I am so with you on the journal thing. Honestly and truly. I have been journaling since I could remember - back to the Dear Diary days. I found that when I journal, I get out all those awful thoughts that motivate me to consume massive amounts of oreos and ice cream after midnight when I can't sleep. Now a mother of four, I still journal so I can look back and see my thoughts, fears, and emotions from last week, last month and last year. It keeps me in touch with how strong I have become and keeps me focused on what I want to do. I encourage all of my daughters to journal as well, so they can keep their feelings in check. Besides working out, it's the best stress buster I have been able to utilize through every part of my life. Kudos to you for suggesting it! Many thanks! Muah!

Anonymous said...

Do blogs count as journals? Because there are days when my hands just cannot hold a pen.

Anonymous said...

Ok, I have become codependent, I use your blog to escape from my life. Can you give me some advice on the types of things you kept in your journal. I have kept food journals, but I think what you are describing is more than that. I have a re-occuring dream that I have buried bodies in my backyard and someone is going to find them. I think I have never journaled because my thoughts are the bodies, someone will know how I feel and use it against me (I had a really mean stepmother, if I trusted her for a second with anything private she pounced and used it to hurt me.)I know you probably think I am really crazy but the reason I can tell you that is that you are 3000 miles away and you don't really even know me. I know in one part of your blog you said you are watching me, it made me kinda paronoid, by the way all that animated porn is my son's and if you see anything really disturbing let me know so I can thoroughly punish him.
Thanks,
Laura

Anonymous said...

I could not agree more with you! Writing has unquestionably saved me from repressing all my worries and insecurities, large and small. I definitely recommend it.

Anonymous said...

I love writing. It scares me to death, but I love it. Everything you wrote is SO TRUE and an excellent reminder and flick of the wrist to get scribbling!! :P lol

just one thing, tho - what happened to Cooper the Exploding Dog??? that was sooo hilarious!!!!!!

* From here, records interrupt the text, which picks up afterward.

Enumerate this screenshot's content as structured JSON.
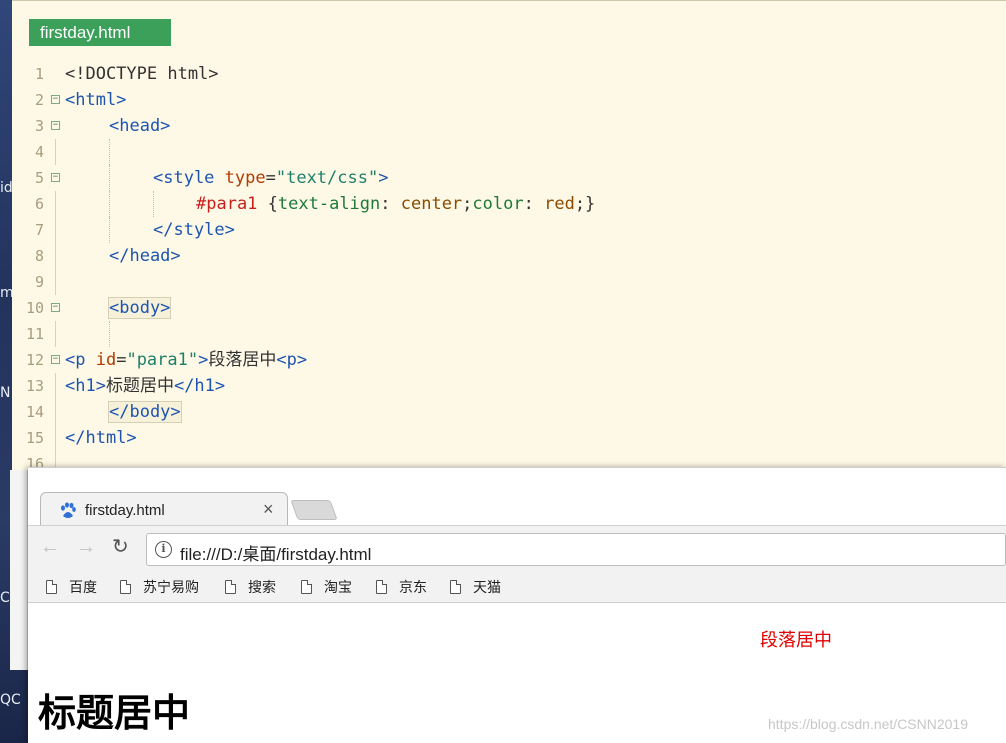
{
  "desktop": {
    "labels": [
      "id",
      "m",
      "N",
      "C",
      "QC"
    ]
  },
  "editor": {
    "tab_title": "firstday.html",
    "line_numbers": [
      "1",
      "2",
      "3",
      "4",
      "5",
      "6",
      "7",
      "8",
      "9",
      "10",
      "11",
      "12",
      "13",
      "14",
      "15",
      "16"
    ],
    "lines": {
      "l1": "<!DOCTYPE html>",
      "l2_tag": "<html>",
      "l3_tag": "<head>",
      "l5_open": "<style ",
      "l5_attr": "type",
      "l5_eq": "=",
      "l5_val": "\"text/css\"",
      "l5_close": ">",
      "l6_sel": "#para1 ",
      "l6_brace": "{",
      "l6_prop1": "text-align",
      "l6_colon1": ": ",
      "l6_val1": "center",
      "l6_semi1": ";",
      "l6_prop2": "color",
      "l6_colon2": ": ",
      "l6_val2": "red",
      "l6_end": ";}",
      "l7_tag": "</style>",
      "l8_tag": "</head>",
      "l10_tag": "<body>",
      "l12_open": "<p ",
      "l12_attr": "id",
      "l12_eq": "=",
      "l12_val": "\"para1\"",
      "l12_gt": ">",
      "l12_text": "段落居中",
      "l12_tag2": "<p>",
      "l13_open": "<h1>",
      "l13_text": "标题居中",
      "l13_close": "</h1>",
      "l14_tag": "</body>",
      "l15_tag": "</html>"
    }
  },
  "browser": {
    "tab_title": "firstday.html",
    "tab_close": "×",
    "url": "file:///D:/桌面/firstday.html",
    "bookmarks": [
      "百度",
      "苏宁易购",
      "搜索",
      "淘宝",
      "京东",
      "天猫"
    ],
    "page": {
      "paragraph": "段落居中",
      "heading": "标题居中"
    },
    "watermark": "https://blog.csdn.net/CSNN2019"
  },
  "colors": {
    "editor_bg": "#fef9e6",
    "tab_green": "#3c9f5a",
    "tag_blue": "#1d54b0",
    "attr_red": "#b33a00",
    "paragraph_red": "#e00000"
  }
}
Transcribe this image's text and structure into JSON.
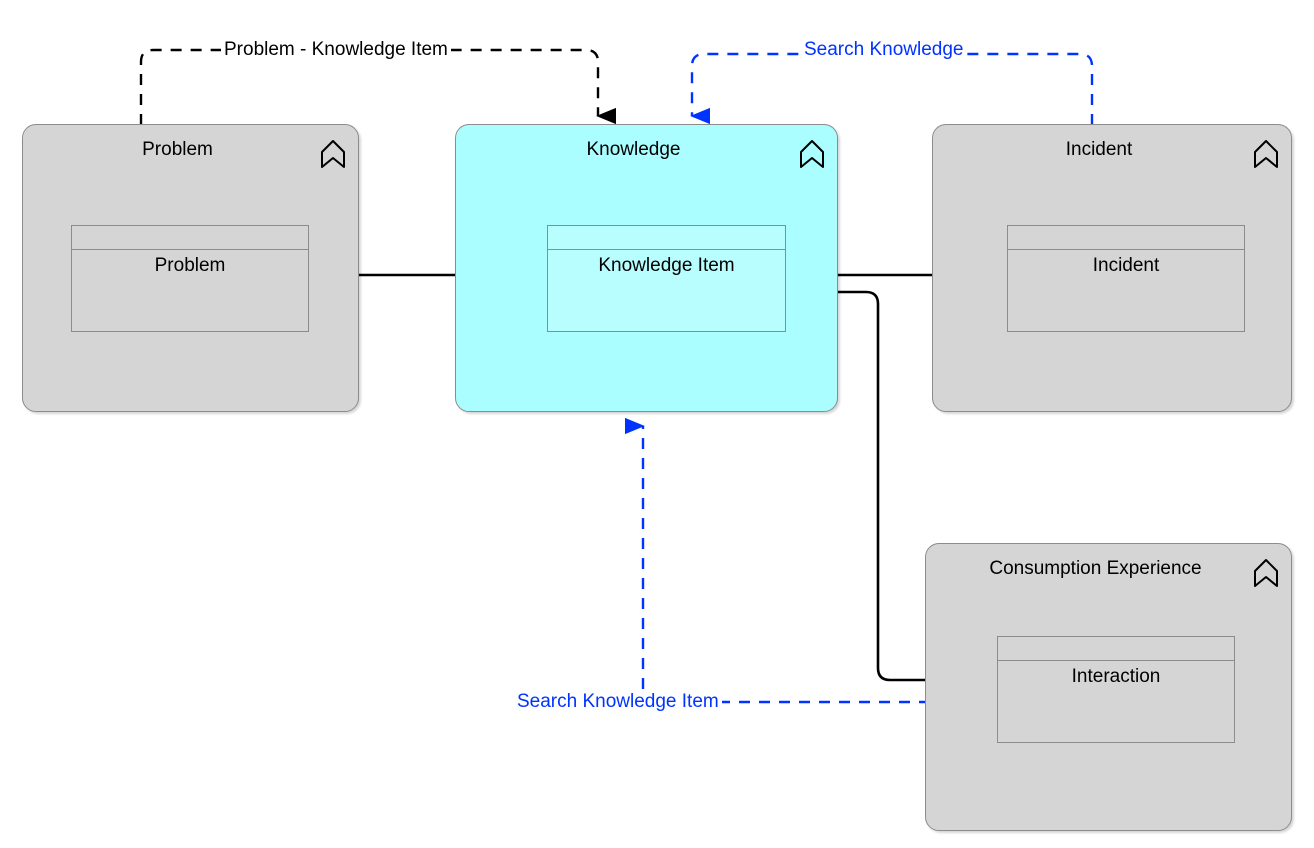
{
  "diagram": {
    "type": "archimate-grouping-diagram",
    "background": "#ffffff",
    "colors": {
      "grouping_gray_fill": "#d5d5d5",
      "grouping_highlight_fill": "#aafeff",
      "border": "#8c8c8c",
      "relation_black": "#000000",
      "relation_blue": "#0033ff"
    }
  },
  "groupings": [
    {
      "id": "problem",
      "title": "Problem",
      "fill": "#d5d5d5",
      "icon": "grouping-chevron-icon",
      "element": {
        "label": "Problem",
        "fill": "#d5d5d5"
      }
    },
    {
      "id": "knowledge",
      "title": "Knowledge",
      "fill": "#aafeff",
      "icon": "grouping-chevron-icon",
      "element": {
        "label": "Knowledge Item",
        "fill": "#b9feff"
      }
    },
    {
      "id": "incident",
      "title": "Incident",
      "fill": "#d5d5d5",
      "icon": "grouping-chevron-icon",
      "element": {
        "label": "Incident",
        "fill": "#d5d5d5"
      }
    },
    {
      "id": "consumption-experience",
      "title": "Consumption Experience",
      "fill": "#d5d5d5",
      "icon": "grouping-chevron-icon",
      "element": {
        "label": "Interaction",
        "fill": "#d5d5d5"
      }
    }
  ],
  "relations": [
    {
      "id": "problem-knowledge-item",
      "label": "Problem - Knowledge Item",
      "style": "dashed",
      "color": "#000000",
      "from": "Problem",
      "to": "Knowledge",
      "arrowhead": true
    },
    {
      "id": "search-knowledge",
      "label": "Search Knowledge",
      "style": "dashed",
      "color": "#0033ff",
      "from": "Incident",
      "to": "Knowledge",
      "arrowhead": true
    },
    {
      "id": "search-knowledge-item",
      "label": "Search Knowledge Item",
      "style": "dashed",
      "color": "#0033ff",
      "from": "Interaction",
      "to": "Knowledge",
      "arrowhead": true
    },
    {
      "id": "problem-to-knowledge-item",
      "label": "",
      "style": "solid",
      "color": "#000000",
      "from": "Problem",
      "to": "Knowledge Item",
      "arrowhead": false
    },
    {
      "id": "knowledge-item-to-incident",
      "label": "",
      "style": "solid",
      "color": "#000000",
      "from": "Knowledge Item",
      "to": "Incident",
      "arrowhead": false
    },
    {
      "id": "knowledge-item-to-interaction",
      "label": "",
      "style": "solid",
      "color": "#000000",
      "from": "Knowledge Item",
      "to": "Interaction",
      "arrowhead": false
    }
  ]
}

i would type more in this comment but I got up especially early to WORK OUT, so I better go do that and not flake out :P It's been the first time in awhile!!! Reading your blog has definitely given me inspiration to live a happier/better life. you rock!!!!!!!!

<3

adventure grrl said...

Anonymous,
You're a rockin' Mom because in my house, we were never encouraged to FEEL anything. Good on you.

CL-Pooh, Blogs don't count. My journal is like the mental rantings of a lunatic. My blog is an edited and more thought out version of it, as to not scare any one away. Trust me on this, a journal is needed - do it once a week.

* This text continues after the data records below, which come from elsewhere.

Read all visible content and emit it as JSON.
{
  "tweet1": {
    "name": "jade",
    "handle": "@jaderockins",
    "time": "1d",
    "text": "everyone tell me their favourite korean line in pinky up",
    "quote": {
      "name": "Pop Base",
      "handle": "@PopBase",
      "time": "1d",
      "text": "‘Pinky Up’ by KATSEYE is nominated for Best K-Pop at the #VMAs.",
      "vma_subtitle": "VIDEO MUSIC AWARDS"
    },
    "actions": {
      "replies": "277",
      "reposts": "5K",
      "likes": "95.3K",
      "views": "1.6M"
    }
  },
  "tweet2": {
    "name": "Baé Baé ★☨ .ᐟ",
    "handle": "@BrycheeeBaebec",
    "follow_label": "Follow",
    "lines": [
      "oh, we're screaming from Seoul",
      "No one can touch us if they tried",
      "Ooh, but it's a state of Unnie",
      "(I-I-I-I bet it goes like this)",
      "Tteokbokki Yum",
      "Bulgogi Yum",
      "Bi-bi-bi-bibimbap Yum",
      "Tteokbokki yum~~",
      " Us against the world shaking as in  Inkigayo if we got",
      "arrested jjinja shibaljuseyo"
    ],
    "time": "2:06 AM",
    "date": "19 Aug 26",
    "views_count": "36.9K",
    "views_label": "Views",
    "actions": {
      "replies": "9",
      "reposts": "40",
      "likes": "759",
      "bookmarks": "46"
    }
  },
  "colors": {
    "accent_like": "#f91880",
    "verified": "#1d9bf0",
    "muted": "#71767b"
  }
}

thesleepycat - I love that you loved that story about Cooper the Exploding Dog. FYI, he is still exploding (on the mattress, the culprit, a bite of an apple.) But I just wrote that for fun and with so many new visitors, I really want to keep focused on depression and pulling yourself out of it and being SEVEN kinds of FIERCE while doing it.

Two Date Diva said...

Wow, great post! I never thought about becoming co-dependent to your own struggles. I guess you could say that I have been co-dependent to dating at times as well as the men that I dated. Damn what an insight.

Anonymous said...

This really hit a nerve with me. I am so writing Oprah, she needs to do a show about this. Women give away such a huge part of their lives and happiness to dieting. Thanks for telling it like it is.